Bringing Republicans on board is significant, because without their support GATT is unlikely to pass the House. It was House Republicans who delivered success for President Clinton in last year's vote on the North American Free Trade Agreement. More Republicans voted for it than Democrats.
The House Ways and Means panel is expected to meet in the coming weeks with the Senate Finance Committee to resolve differences in their two versions before sending a final recommendation on implementing language to the White House. Before the House panel could meet with the Senate, however, it was trying to resolve differences on funding, fast track and the WTO.
The only item left to resolve is the administration's proposed inventory tax change affecting retailers, which Republicans have adamantly opposed. The tax is a small part of an $11.5 billion package devised by the administration to make up for the tariff revenue that would be lost during the first five years of GATT.
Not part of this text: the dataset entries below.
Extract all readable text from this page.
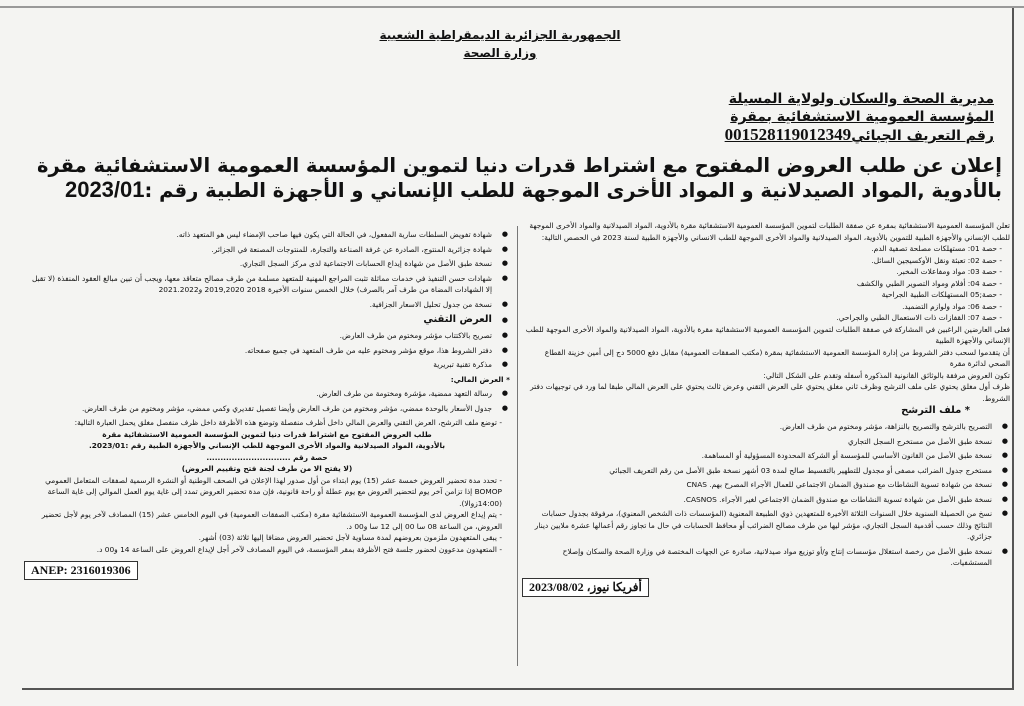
الجمهورية الجزائرية الديمقراطية الشعبية
وزارة الصحة
مديرية الصحة والسكان ولولاية المسيلة
المؤسسة العمومية الاستشفائية بمقرة
رقم التعريف الجبائي001528119012349
إعلان عن طلب العروض المفتوح مع اشتراط قدرات دنيا لتموين المؤسسة العمومية الاستشفائية مقرة
بالأدوية ,المواد الصيدلانية و المواد الأخرى الموجهة للطب الإنساني و الأجهزة الطبية رقم :2023/01
تعلن المؤسسة العمومية الاستشفائية بمقرة عن صفقة الطلبات لتموين المؤسسة العمومية الاستشفائية مقرة بالأدوية، المواد الصيدلانية والمواد الأخرى الموجهة للطب الإنساني والأجهزة الطبية للتموين بالأدوية، المواد الصيدلانية والمواد الأخرى الموجهة للطب الانساني والأجهزة الطبية لسنة 2023 في الحصص التالية:
- حصة 01: مستهلكات مصلحة تصفية الدم.
- حصة 02: تعبئة ونقل الأوكسيجين السائل.
- حصة 03: مواد ومفاعلات المخبر.
- حصة 04: أفلام ومواد التصوير الطبي والكشف
- حصة;05 المستهلكات الطبية الجراحية
- حصة 06: مواد ولوازم التضميد.
- حصة 07: القفازات ذات الاستعمال الطبي والجراحي.
فعلى العارضين الراغبين في المشاركة في صفقة الطلبات لتموين المؤسسة العمومية الاستشفائية مقرة بالأدوية، المواد الصيدلانية والمواد الأخرى الموجهة للطب الإنساني والأجهزة الطبية
أن يتقدموا لسحب دفتر الشروط من إدارة المؤسسة العمومية الاستشفائية بمقرة (مكتب الصفقات العمومية) مقابل دفع 5000 دج إلى أمين خزينة القطاع الصحي لدائرة مقرة
تكون العروض مرفقة بالوثائق القانونية المذكورة أسفله وتقدم على الشكل التالي:
ظرف أول مغلق يحتوي على ملف الترشح وظرف ثاني مغلق يحتوي على العرض التقني وعرض ثالث يحتوي على العرض المالي طبقا لما ورد في توجيهات دفتر الشروط.
* ملف الترشح
● التصريح بالترشح والتصريح بالنزاهة، مؤشر ومختوم من طرف العارض.
● نسخة طبق الأصل من مستخرج السجل التجاري
● نسخة طبق الأصل من القانون الأساسي للمؤسسة أو الشركة المحدودة المسؤولية أو المساهمة.
● مستخرج جدول الضرائب مصفى أو مجدول للتطهير بالتقسيط صالح لمدة 03 أشهر نسخة طبق الأصل من رقم التعريف الجبائي
● نسخة من شهادة تسوية النشاطات مع صندوق الضمان الاجتماعي للعمال الأجراء المصرح بهم. CNAS
● نسخة طبق الأصل من شهادة تسوية النشاطات مع صندوق الضمان الاجتماعي لغير الأجراء. CASNOS.
● نسخ من الحصيلة السنوية خلال السنوات الثلاثة الأخيرة للمتعهدين ذوي الطبيعة المعنوية (المؤسسات ذات الشخص المعنوي)، مرفوقة بجدول حسابات النتائج وذلك حسب أقدمية السجل التجاري، مؤشر ليها من طرف مصالح الضرائب أو محافظ الحسابات في حال ما تجاوز رقم أعمالها عشرة ملايين دينار جزائري.
● نسخة طبق الأصل من رخصة استغلال مؤسسات إنتاج و/أو توزيع مواد صيدلانية، صادرة عن الجهات المختصة في وزارة الصحة والسكان وإصلاح المستشفيات.
أفريكا نيوز، 2023/08/02
● شهادة تفويض السلطات سارية المفعول، في الحالة التي يكون فيها صاحب الإمضاء ليس هو المتعهد ذاته.
● شهادة جزائرية المنتوج، الصادرة عن غرفة الصناعة والتجارة، للمنتوجات المصنعة في الجزائر.
● نسخة طبق الأصل من شهادة إيداع الحسابات الاجتماعية لدى مركز السجل التجاري.
● شهادات حسن التنفيذ في خدمات مماثلة تثبت المراجع المهنية للمتعهد مسلمة من طرف مصالح متعاقد معها، ويجب أن تبين مبالغ العقود المنفذة (لا تقبل إلا الشهادات المضاة من طرف آمر بالصرف) خلال الخمس سنوات الأخيرة 2018 2019,2020 و2021.2022
● نسخة من جدول تحليل الاسعار الجزافية.
● العرض التقني
● تصريح بالاكتتاب مؤشر ومختوم من طرف العارض.
● دفتر الشروط هذا، موقع مؤشر ومختوم عليه من طرف المتعهد في جميع صفحاته.
● مذكرة تقنية تبريرية
* العرض المالي:
● رسالة التعهد ممضية، مؤشرة ومختومة من طرف العارض.
● جدول الأسعار بالوحدة ممضي، مؤشر ومختوم من طرف العارض وأيضا تفصيل تقديري وكمي ممضي، مؤشر ومختوم من طرف العارض.
- توضع ملف الترشح، العرض التقني والعرض المالي داخل أظرف منفصلة وتوضع هذه الأظرفة داخل ظرف منفصل مغلق يحمل العبارة التالية:
طلب العروض المفتوح مع اشتراط قدرات دنيا لتموين المؤسسة العمومية الاستشفائية مقرة
بالأدوية، المواد الصيدلانية والمواد الأخرى الموجهة للطب الإنساني والأجهزة الطبية رقم :2023/01.
حصة رقم ..............................
(لا يفتح الا من طرف لجنة فتح وتقييم العروض)
- تحدد مدة تحضير العروض خمسة عشر (15) يوم ابتداء من أول صدور لهذا الإعلان في الصحف الوطنية أو النشرة الرسمية لصفقات المتعامل العمومي BOMOP إذا تزامن آخر يوم لتحضير العروض مع يوم عطلة أو راحة قانونية، فإن مدة تحضير العروض تمدد إلى غاية يوم العمل الموالي إلى غاية الساعة (14:00زوالا).
- يتم إيداع العروض لدى المؤسسة العمومية الاستشفائية مقرة (مكتب الصفقات العمومية) في اليوم الخامس عشر (15) المصادف لآخر يوم لأجل تحضير العروض، من الساعة 08 سا 00 إلى 12 سا و00 د.
- يبقى المتعهدون ملزمون بعروضهم لمدة مساوية لأجل تحضير العروض مضافا إليها ثلاثة (03) أشهر.
- المتعهدون مدعوون لحضور جلسة فتح الأظرفة بمقر المؤسسة، في اليوم المصادف لآخر أجل لإيداع العروض على الساعة 14 و00 د.
ANEP: 2316019306
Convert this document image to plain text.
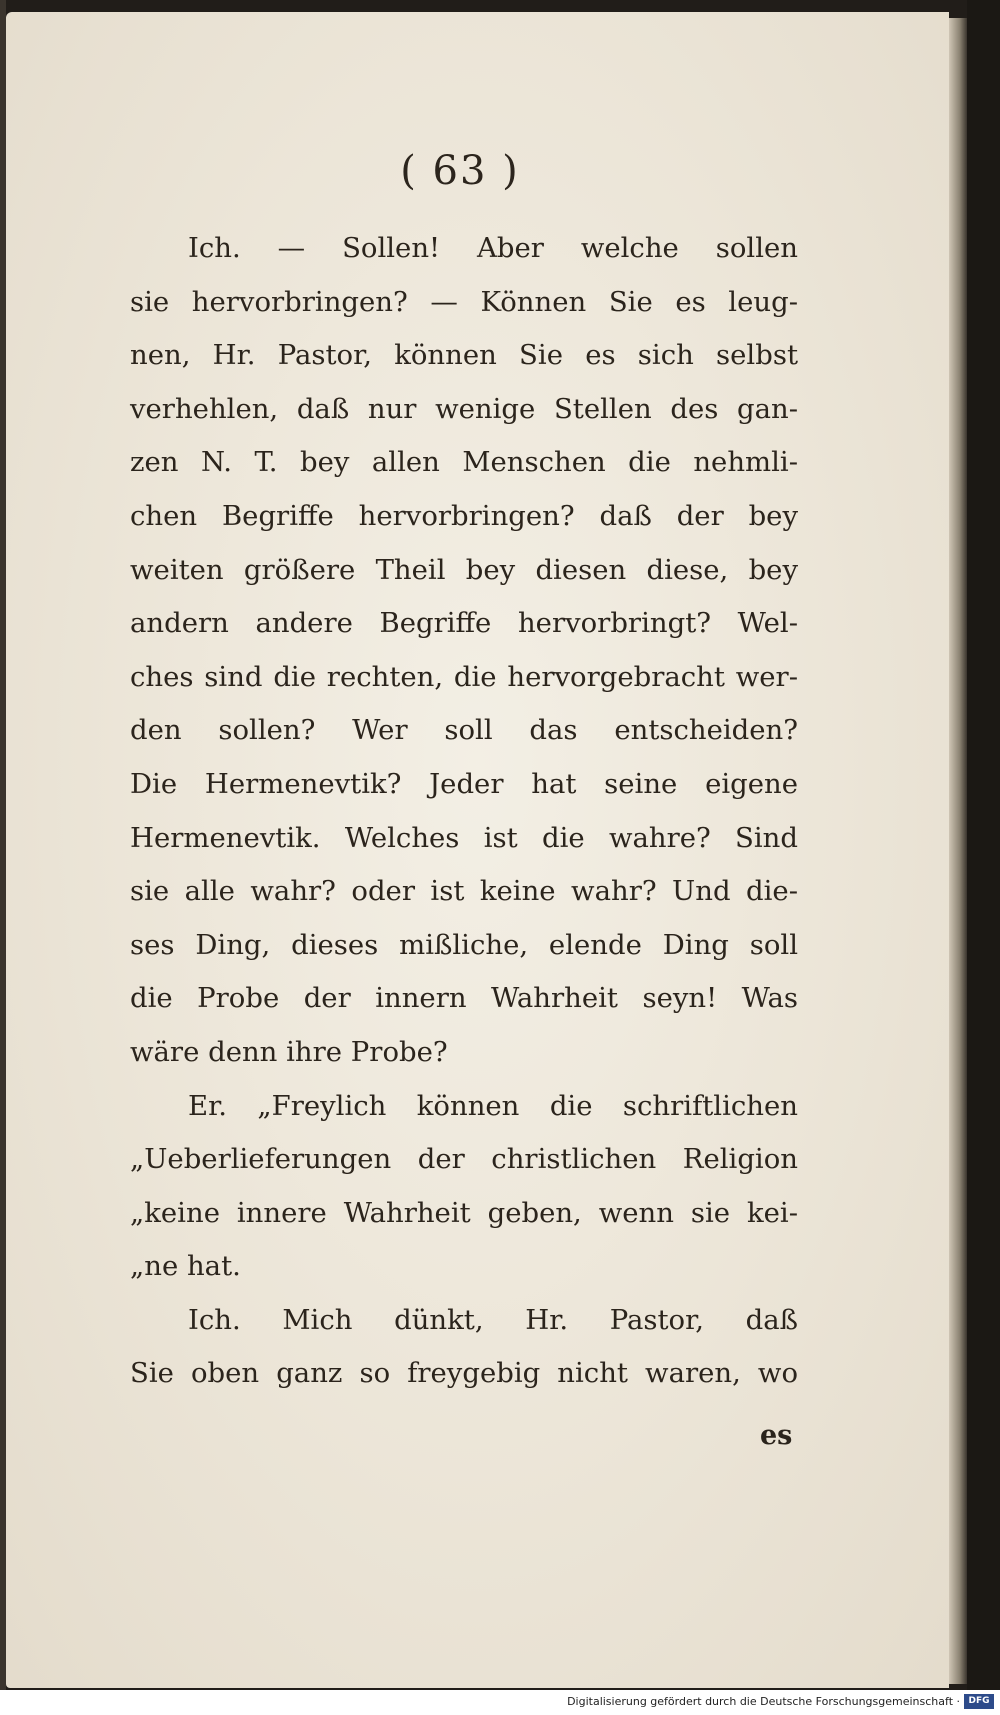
( 63 )
Ich. — Sollen! Aber welche sollen
sie hervorbringen? — Können Sie es leug-
nen, Hr. Pastor, können Sie es sich selbst
verhehlen, daß nur wenige Stellen des gan-
zen N. T. bey allen Menschen die nehmli-
chen Begriffe hervorbringen? daß der bey
weiten größere Theil bey diesen diese, bey
andern andere Begriffe hervorbringt? Wel-
ches sind die rechten, die hervorgebracht wer-
den sollen? Wer soll das entscheiden?
Die Hermenevtik? Jeder hat seine eigene
Hermenevtik. Welches ist die wahre? Sind
sie alle wahr? oder ist keine wahr? Und die-
ses Ding, dieses mißliche, elende Ding soll
die Probe der innern Wahrheit seyn! Was
wäre denn ihre Probe?
Er. „Freylich können die schriftlichen
„Ueberlieferungen der christlichen Religion
„keine innere Wahrheit geben, wenn sie kei-
„ne hat.
Ich. Mich dünkt, Hr. Pastor, daß
Sie oben ganz so freygebig nicht waren, wo
es
Digitalisierung gefördert durch die Deutsche Forschungsgemeinschaft · DFG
On Thursday, Republicans rejected an administration counteroffer that would have halved the allowed deduction. The National Retail Federation rejected the compromise as unacceptable. Late Thursday, the Republicans were waiting for the administration to come back with another funding plan to replace the inventory tax change, which would have raised about $550 million.
"We made it clear that the inventory tax is a deal killer," Archer said.
Gingrich said his objections to the WTO, which would be created by the GATT agreement, had been satisfied with the administration's agreement to authorize Congress to review U.S. membership five years after GATT takes affect. Congress would have the right to make any changes it considered necessary to U.S. membership in the WTO. Gingrich earlier had expressed doubts about U.S. trade sovereignty and the possible threat to U.S. laws.
"We have full prospect of reaching an agreement," Gingrich said about the WTO.
The Republicans are requesting that provisions requiring labor and environmental standards to be part of future trade negotiations be eliminated from fast track. Instead, House Republicans are specifying that labor and environmental standards be included in negotiations only if they are used to remove trade barriers.
While the administration has proposed that fast-track negotiating authority be extended for seven years, and then whittled that proposal down to 2 1/2 years, Gingrich said that if the terms of fast track could be agreed upon, House Republicans would agree to an extension of up to seven years.
Under fast track, the administration is given the authority to negotiate free trade agreements that Congress can approve or disapprove, but not amend. It is viewed as a critical negotiating tool with foreign governments.